On September 27, 2025, Terreberry launched a new YouTube channel, "Unka Munka". The channel uploads children's songs written and performed by Terreberry, in the musical style of rock and pop-punk. The first song named "Animal Sounds Are Fun" was uploaded the same day.

==Discography==

===Albums===

| Title | Album details | Ref. |
|---|---|---|
| Album of Epicness | Released: April 28, 2015; Label: Artery; Format: Digital download, streaming; |  |

=== Non-album singles ===
List adapted from TIDAL on December 16, 2022.

- "Metalcore Song" 2013
- "Online Lover" 2014
- "Super Mario Bros. Djent" 2014
- "Man Bun Song" 2016
- "Halloween Core" 2016
- "Negative Comments Song" 2016
- "Shredding National Anthems" 2017
- "Yu-Gi-Oh! Guitar Battle" 2017
- "Uku-Djent" 2017
- "Another Brick in the Wall, Pt. 2 (In Major)" 2017
- "Fidget Spinner Metal" 2017
- "Breakdown" (Tom Petty and the Heartbreakers cover) 2017
- "Life in Virtual" 2018
- "Canada Bumps" 2018
- "Jurassic Park Guitar Cover" 2018
- "Acoustipop" 2020
- "Jojo" ("In Managua" cover) 2020
- "Punk Rock God" 2020
- "Song Using ALL of My Guitars" 2020
- "Somebody's Watching Me METAL" (featuring Anthony Vincent) 2021
- "Cowboy Boots & Beers" 2022
- "Rebounding" (featuring Anthony Vincent) 2022
- "Subliminal Tie" (featuring Tokyo Speirs) 2022
- "Stand Up" (Papa Roach cover) (featuring Anthony Vincent and Joey Izzo) 2022
- "Knipslot" 2022
- "Mr.
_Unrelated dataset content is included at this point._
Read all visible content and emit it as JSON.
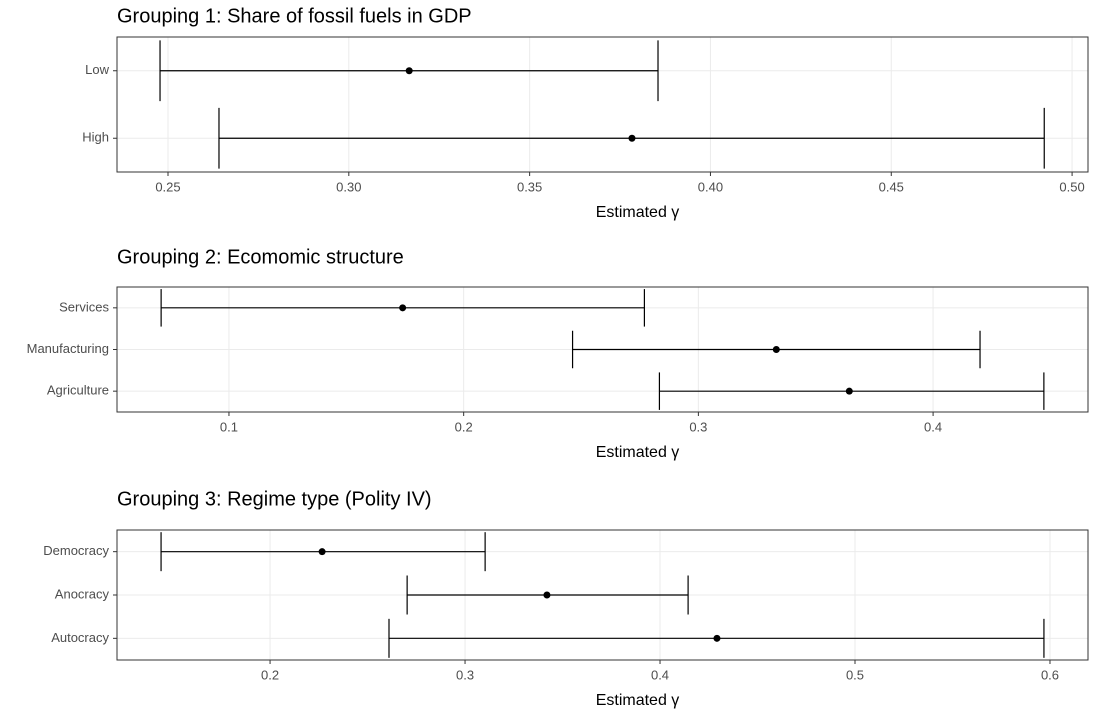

Bridghtside" – In the style of Avenged Sevenfold (The Killers cover) (featuring Anthony Vincent) 2024
- "Isugaku Never Say Goodbye" (featuring ZP Theart) 2026

===Other appearances===

| Title | Year | Credited artist(s) | Album | Ref. |
| "Amorous" | 2012 | Manuel Baccano (featuring Stevie T.) | — |  |
| "We Love Music" | 2015 | LMF Project (featuring Stevie T.) | — |  |
| "Love Me Back" | Jarrod Alonge (featuring Cody Carson) | Beating a Dead Horse |  |
| "Dread Machine" | 2018 | Dread Machine | — |  |
| "Immobilized" | — |  |
| "Lonely" | 2020 | Walk off the Earth | — |  |
| "Mczilio DinesBerry" | Jared Dines (featuring McRocklin, Alessandro Zilio, and Stevie T) | Shred Feast |  |

==Personal life==
Terreberry resides in Ontario, Canada, where he was also born and raised. He was given the middle name "Roger" in tribute to his uncle, who died at 17 from muscular dystrophy before Terreberry was born.
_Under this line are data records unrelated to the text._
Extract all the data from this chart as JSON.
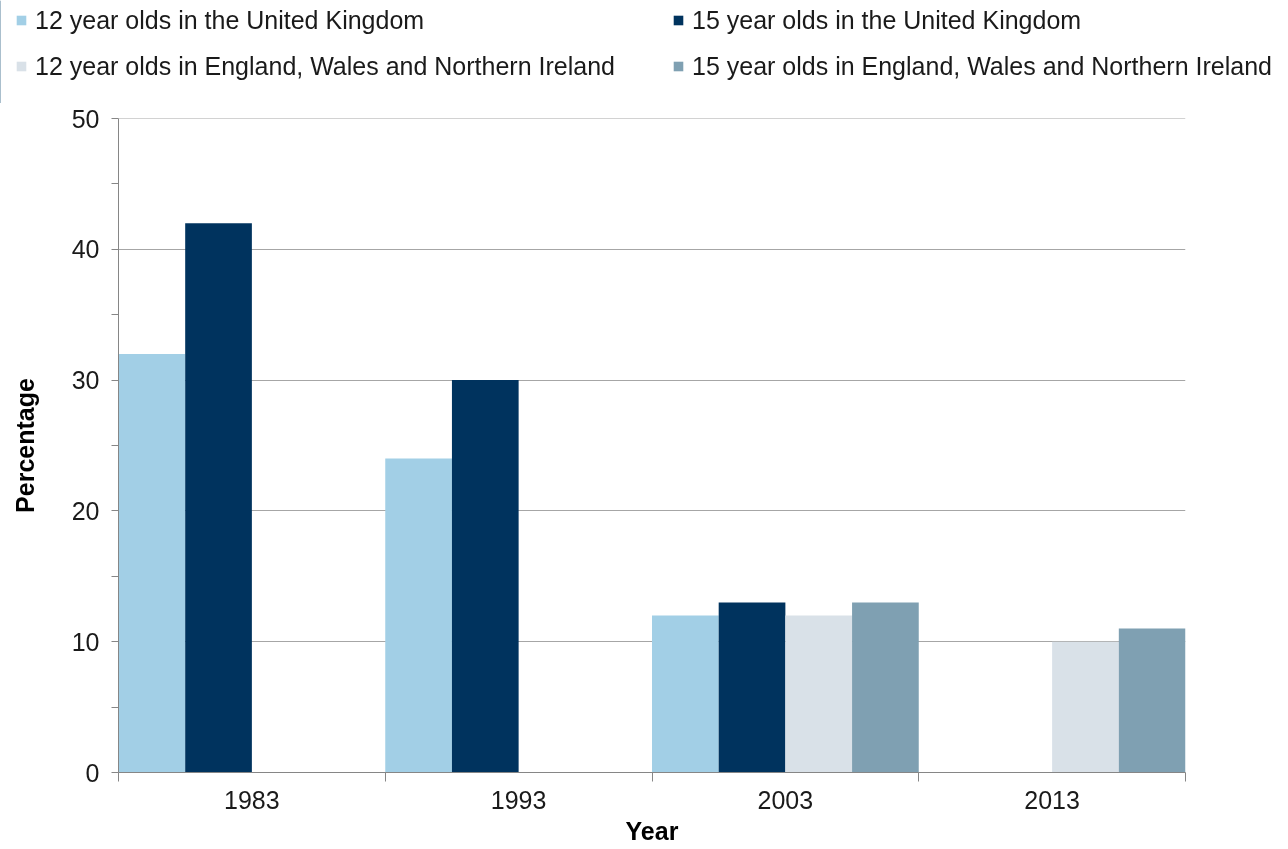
{
  "chart_data": {
    "type": "bar",
    "xlabel": "Year",
    "ylabel": "Percentage",
    "categories": [
      "1983",
      "1993",
      "2003",
      "2013"
    ],
    "series": [
      {
        "name": "12 year olds in the United Kingdom",
        "color": "#a2cfe6",
        "values": [
          32,
          24,
          12,
          null
        ]
      },
      {
        "name": "15 year olds in the United Kingdom",
        "color": "#00335e",
        "values": [
          42,
          30,
          13,
          null
        ]
      },
      {
        "name": "12 year olds in England, Wales and Northern Ireland",
        "color": "#d9e1e8",
        "values": [
          null,
          null,
          12,
          10
        ]
      },
      {
        "name": "15 year olds in England, Wales and Northern Ireland",
        "color": "#7fa0b2",
        "values": [
          null,
          null,
          13,
          11
        ]
      }
    ],
    "ylim": [
      0,
      50
    ],
    "yticks": [
      0,
      10,
      20,
      30,
      40,
      50
    ],
    "grid": "y",
    "legend": "top"
  }
}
Terreberry's grandfather, Leo Daudelin (1934–2022), was the accordion player for the band Sundown Jim and the Willoughby Ramblers. After Daudelin's death, his accordion was passed down to Terreberry, who used it to cover one of his band's songs as a tribute.
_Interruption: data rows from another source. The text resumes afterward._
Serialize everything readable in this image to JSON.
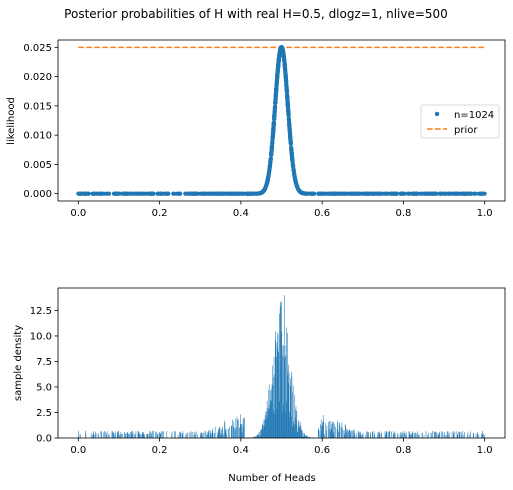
{
  "figure": {
    "suptitle": "Posterior probabilities of H with real H=0.5, dlogz=1, nlive=500"
  },
  "chart_data": [
    {
      "type": "scatter",
      "title": "",
      "xlabel": "",
      "ylabel": "likelihood",
      "xlim": [
        -0.05,
        1.05
      ],
      "ylim": [
        -0.00125,
        0.02625
      ],
      "xticks": [
        0.0,
        0.2,
        0.4,
        0.6,
        0.8,
        1.0
      ],
      "xtick_labels": [
        "0.0",
        "0.2",
        "0.4",
        "0.6",
        "0.8",
        "1.0"
      ],
      "yticks": [
        0.0,
        0.005,
        0.01,
        0.015,
        0.02,
        0.025
      ],
      "ytick_labels": [
        "0.000",
        "0.005",
        "0.010",
        "0.015",
        "0.020",
        "0.025"
      ],
      "grid": false,
      "legend": {
        "placement": "center-right",
        "entries": [
          "n=1024",
          "prior"
        ]
      },
      "series": [
        {
          "name": "n=1024",
          "kind": "points",
          "color": "#1f77b4",
          "marker": "dot",
          "n_points": 1024,
          "x_range": [
            0.0,
            1.0
          ],
          "peak": {
            "x": 0.5,
            "y": 0.025
          },
          "sigma": 0.0156
        },
        {
          "name": "prior",
          "kind": "dashed-line",
          "color": "#ff7f0e",
          "x": [
            0.0,
            1.0
          ],
          "y": [
            0.025,
            0.025
          ]
        }
      ]
    },
    {
      "type": "bar",
      "title": "",
      "xlabel": "Number of Heads",
      "ylabel": "sample density",
      "xlim": [
        -0.05,
        1.05
      ],
      "ylim": [
        0,
        14.7
      ],
      "xticks": [
        0.0,
        0.2,
        0.4,
        0.6,
        0.8,
        1.0
      ],
      "xtick_labels": [
        "0.0",
        "0.2",
        "0.4",
        "0.6",
        "0.8",
        "1.0"
      ],
      "yticks": [
        0.0,
        2.5,
        5.0,
        7.5,
        10.0,
        12.5
      ],
      "ytick_labels": [
        "0.0",
        "2.5",
        "5.0",
        "7.5",
        "10.0",
        "12.5"
      ],
      "grid": false,
      "bins": 1000,
      "bin_range": [
        0.0,
        1.0
      ],
      "color": "#1f77b4",
      "max_density": 14.0,
      "peak_location": 0.5,
      "background_density": 0.4
    }
  ]
}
Terreberry often says his favourite guitar riff is from Eric Clapton's hit song, "Layla"; and that his favourite solo is from "Comfortably Numb" by Pink Floyd. His other influences include Metallica, Nuno Bettencourt, Pantera (particularly Dimebag Darrell), and AC/DC (particularly Angus Young).

Terreberry has owned a number of different guitars, with many coming from Kiesel Guitars. One of his Kiesel guitars was designed in tribute to his late producer Carmen Sorge, and was stylized after a Gibson Les Paul used by Alex Lifeson. He also owns a Solar guitar that was gifted by Ola Englund.